The Church has always been an ark.  Christians have always been citizens of another kingdom and pilgrims here on earth.  We dream like we have always stood at a distance from the world and its own culture but the truth is that we have been an integral part of that culture -- until it becomes no longer tenable, that is how we feel most comfortable.  We are as much creatures of our world as those whom we demonize.  This is the indictment of a church which has grown so comfortable with the world that we would rather compromise to get along than to stand up and stand firm in "the biblical story and practices that keep us firmly rooted on the truths of that story in a world that wants to obscure them and make us forget."

Dreher cautions against an isolationism in which we retreat but offers instead a different view of the way we engage those around us.  The Church has always been an ark but we are also a well spring of the living water and give witness to the hope within us.  The two themes of faithfulness and engagement (not on the culture's terms but on the terms of the faith and the Church) must coexist.   The Church is, after all, the place where in baptism we die to the old life marked by sin and rise to become the new people God has declared us to be.  The church is the place where same water kills, gives life.  In that life, we literally “drown our old selves” through daily repentance and strive to show forth the good works that glorify God and serve our neighbor (even though they contribute nothing to our salvation).

In an age in which we Christians have grown accustom the work of mercy being done by government agencies on the government payroll, it is good for us to remember that the unique mark of Christian engagement is mercy work that reflects the noble values and virtues of our Lord and not simply the policing of the world's sins with our collective conscience.

In any case, his work, with the recent books of Archbishop Charles Chaput and Anthony Esolen have provided much fodder for us as we seek to find away through a world increasingly intolerant of what we believe, confess, and teach.

2 comments:

Mark said...

This is the indictment of a church which has grown so comfortable with the world that we would rather compromise to get along than to stand up and stand firm in "the biblical story and practices that keep us firmly rooted on the truths of that story in a world that wants to obscure them and make us forget."

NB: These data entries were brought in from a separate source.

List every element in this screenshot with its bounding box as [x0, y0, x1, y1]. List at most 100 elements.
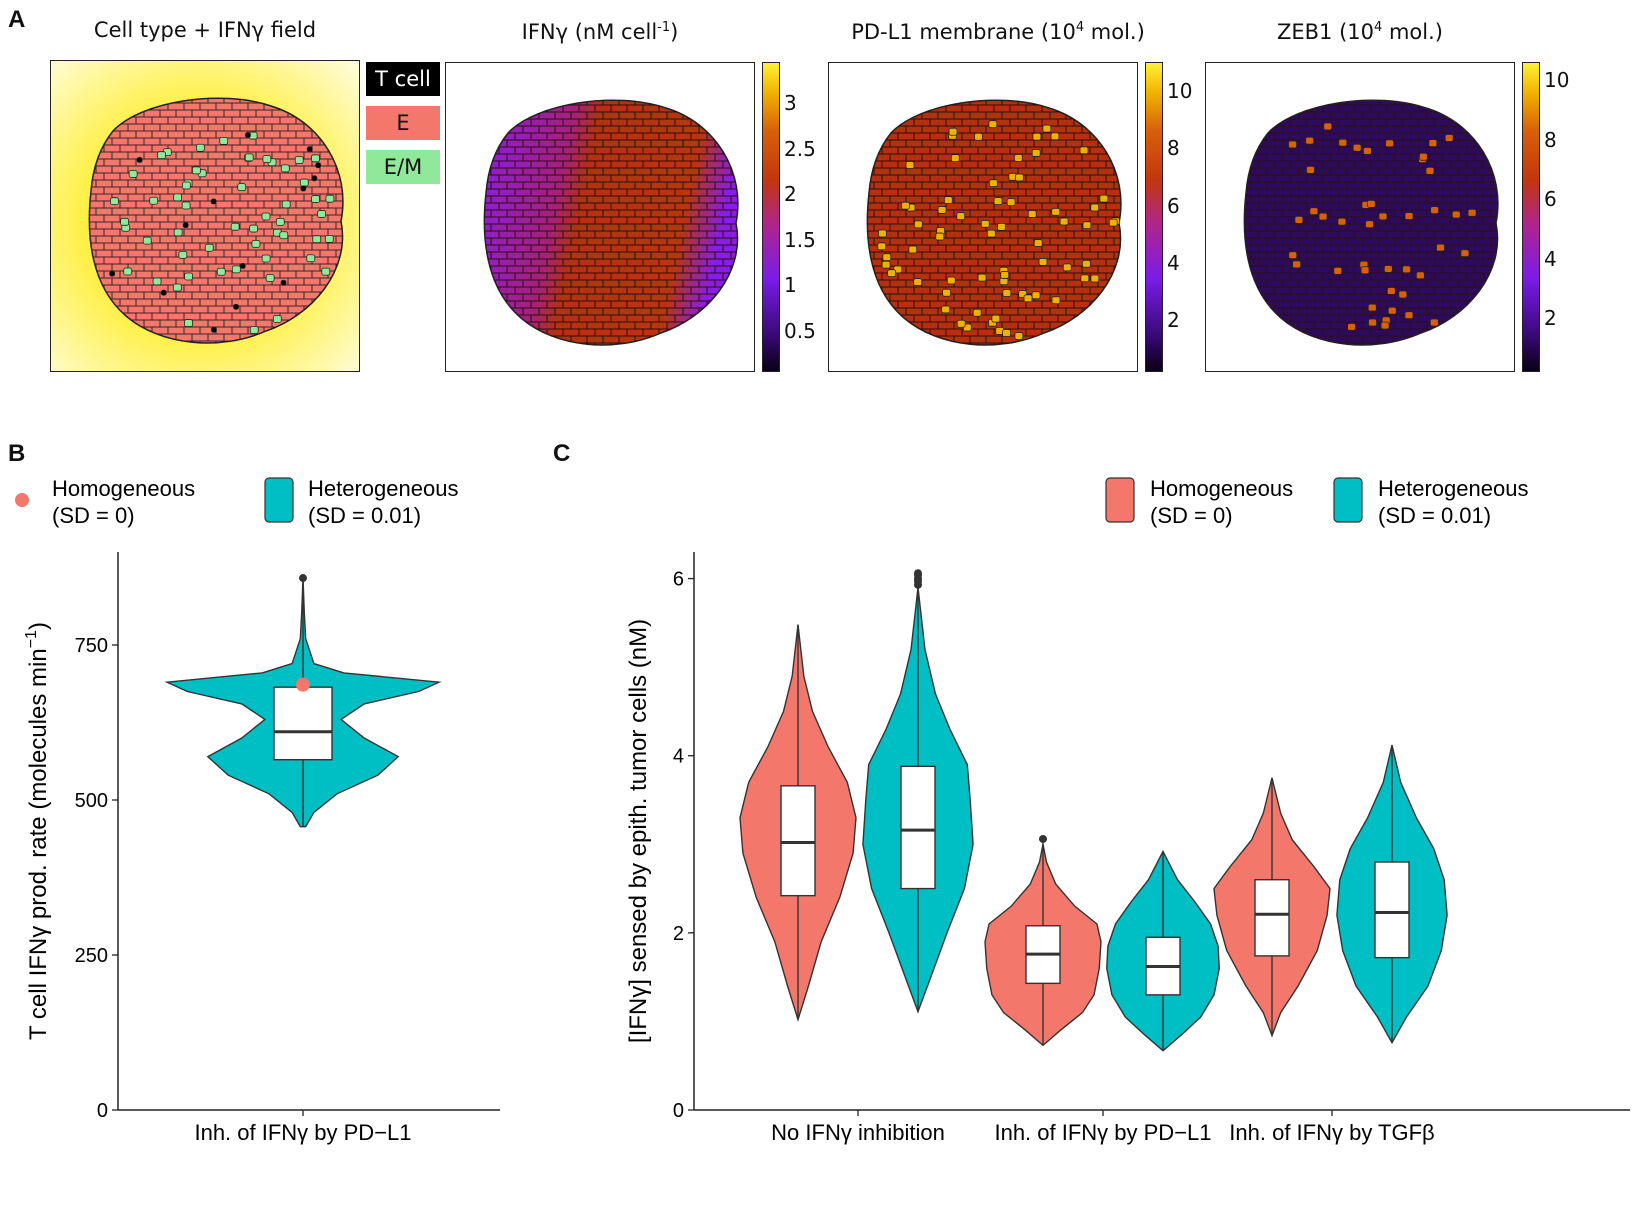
- t-cell: [160, 289, 167, 296]
- em-cell: [321, 267, 331, 276]
- zeb1-high-cell: [1429, 318, 1439, 327]
- pdl1-high-cell: [1081, 259, 1091, 268]
- em-cell: [184, 272, 193, 281]
- em-cell: [275, 217, 285, 226]
- colorbar-tick: 1: [784, 273, 797, 298]
- zeb1-map: [1205, 62, 1515, 372]
- pdl1-high-cell: [997, 222, 1006, 231]
- em-cell: [128, 170, 138, 178]
- pdl1-high-cell: [1014, 332, 1024, 340]
- map-title-cell-type: Cell type + IFNγ field: [93, 18, 317, 42]
- em-cell: [237, 183, 247, 192]
- zeb1-high-cell: [1444, 134, 1454, 142]
- pdl1-map: [828, 62, 1138, 372]
- pdl1-high-cell: [943, 196, 953, 204]
- em-cell: [265, 274, 275, 282]
- y-tick-label: 500: [75, 790, 108, 812]
- em-cell: [280, 164, 290, 173]
- zeb1-high-cell: [1451, 210, 1461, 219]
- pdl1-high-cell: [1051, 296, 1061, 305]
- em-cell: [249, 326, 259, 334]
- pdl1-tumor: [866, 99, 1122, 346]
- pdl1-high-cell: [950, 154, 960, 162]
- map-title-ifng: IFNγ (nM cell-1): [521, 20, 679, 44]
- pdl1-high-cell: [913, 278, 923, 286]
- zeb1-high-cell: [1387, 306, 1397, 315]
- pdl1-high-cell: [1000, 271, 1010, 279]
- t-cell: [210, 198, 217, 205]
- colorbar-tick: 1.5: [784, 227, 816, 252]
- legend-heterogeneous-label: Heterogeneous: [308, 476, 458, 501]
- zeb1-high-cell: [1365, 220, 1374, 229]
- legend-homogeneous-label: Homogeneous: [1150, 476, 1293, 501]
- em-cell: [272, 315, 282, 323]
- em-cell: [178, 250, 188, 259]
- pdl1-high-cell: [881, 260, 891, 269]
- zeb1-high-cell: [1288, 251, 1298, 260]
- pdl1-high-cell: [980, 219, 990, 228]
- colorbar-tick: 2.5: [784, 136, 816, 161]
- em-cell: [181, 201, 191, 210]
- em-cell: [142, 236, 152, 245]
- legend-t-cell: T cell: [366, 62, 440, 96]
- ifng-colorbar: [762, 62, 780, 372]
- heterogeneous-0-outlier: [914, 569, 922, 578]
- colorbar-tick: 10: [1544, 67, 1570, 92]
- legend-e-cell: E: [366, 106, 440, 140]
- zeb1-high-cell: [1430, 206, 1440, 214]
- zeb1-high-cell: [1306, 165, 1315, 174]
- pdl1-high-cell: [1033, 239, 1043, 247]
- zeb1-high-cell: [1467, 208, 1477, 217]
- legend-heterogeneous-key: [264, 477, 294, 523]
- pdl1-high-cell: [941, 305, 951, 314]
- zeb1-high-cell: [1367, 303, 1377, 312]
- zeb1-high-cell: [1323, 122, 1333, 131]
- x-tick-label: Inh. of IFNγ by PD−L1: [194, 1120, 411, 1145]
- y-tick-label: 4: [673, 746, 684, 768]
- pdl1-high-cell: [1013, 154, 1023, 162]
- em-cell: [311, 195, 320, 203]
- zeb1-high-cell: [1380, 321, 1390, 330]
- zeb1-tumor: [1243, 99, 1499, 346]
- pdl1-high-cell: [991, 314, 1001, 323]
- pdl1-high-cell: [1031, 291, 1041, 300]
- pdl1-high-cell: [901, 201, 910, 210]
- t-cell: [239, 263, 246, 269]
- pdl1-high-cell: [887, 269, 897, 278]
- panel-label-a: A: [8, 6, 26, 33]
- zeb1-high-cell: [1404, 212, 1414, 220]
- pdl1-high-cell: [908, 245, 918, 254]
- pdl1-high-cell: [1014, 173, 1024, 182]
- colorbar-tick: 10: [1167, 78, 1193, 103]
- pdl1-high-cell: [1006, 198, 1016, 207]
- em-cell: [294, 156, 304, 164]
- zeb1-high-cell: [1383, 265, 1393, 273]
- pdl1-high-cell: [993, 197, 1003, 206]
- em-cell: [123, 267, 133, 276]
- zeb1-high-cell: [1368, 318, 1377, 327]
- pdl1-high-cell: [1051, 207, 1061, 216]
- chart-c: Homogeneous (SD = 0) Heterogeneous (SD = …: [625, 476, 1630, 1145]
- t-cell: [311, 175, 318, 182]
- colorbar-tick: 2: [1167, 308, 1180, 333]
- pdl1-high-cell: [1038, 258, 1048, 266]
- zeb1-high-cell: [1386, 287, 1396, 295]
- em-cell: [204, 243, 214, 252]
- em-cell: [219, 136, 229, 145]
- legend-homogeneous-sub: (SD = 0): [1150, 503, 1233, 528]
- em-cell: [306, 254, 316, 263]
- y-tick-label: 6: [673, 569, 684, 591]
- pdl1-high-cell: [1002, 289, 1012, 297]
- pdl1-high-cell: [913, 220, 923, 229]
- zeb1-high-cell: [1338, 138, 1348, 147]
- zeb1-high-cell: [1347, 323, 1356, 331]
- pdl1-high-cell: [972, 308, 982, 317]
- pdl1-high-cell: [1079, 146, 1089, 155]
- pdl1-high-cell: [1090, 203, 1100, 212]
- zeb1-high-cell: [1366, 199, 1376, 208]
- t-cell: [245, 132, 251, 138]
- t-cell: [182, 222, 189, 229]
- zeb1-high-cell: [1425, 166, 1435, 175]
- colorbar-tick: 4: [1544, 246, 1557, 271]
- pdl1-high-cell: [1080, 274, 1090, 283]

The culture of the Western Church has devolved into an institution that appeals more to la féminité than to twenty- and thirty-something men.

This video is a good example of how the “Church” drives men, especially younger men, away: https://www.youtube.com/watch?v=W7rIbNCJGpI

How can the Church be taken seriously when it doesn’t take itself seriously? Young millennial generation men have better things to do with their time. Middle-aged and senior men are not nearly as underrepresented as are millennial generation men who can do without the tenuous nature of church authority and doctrine, unless, of course, it tends to meet their needs and affirms them in their life-style. I remember dropping out in my twenties for many reasons, one of which was a lack of perceived relevance which ultimately comes back to teaching and knowing what we believe and confess and why, and never compromising the message even if some are put off by it. Something to actually die for.

Kirk Skeptic said...

Dreher's analysis must be tempered but he actual state of our churches, all too many of which are shark tanks and, as mentioned above, hyperestrogenic. ISTM the starting point of any Christian resistance is catechesis of all members.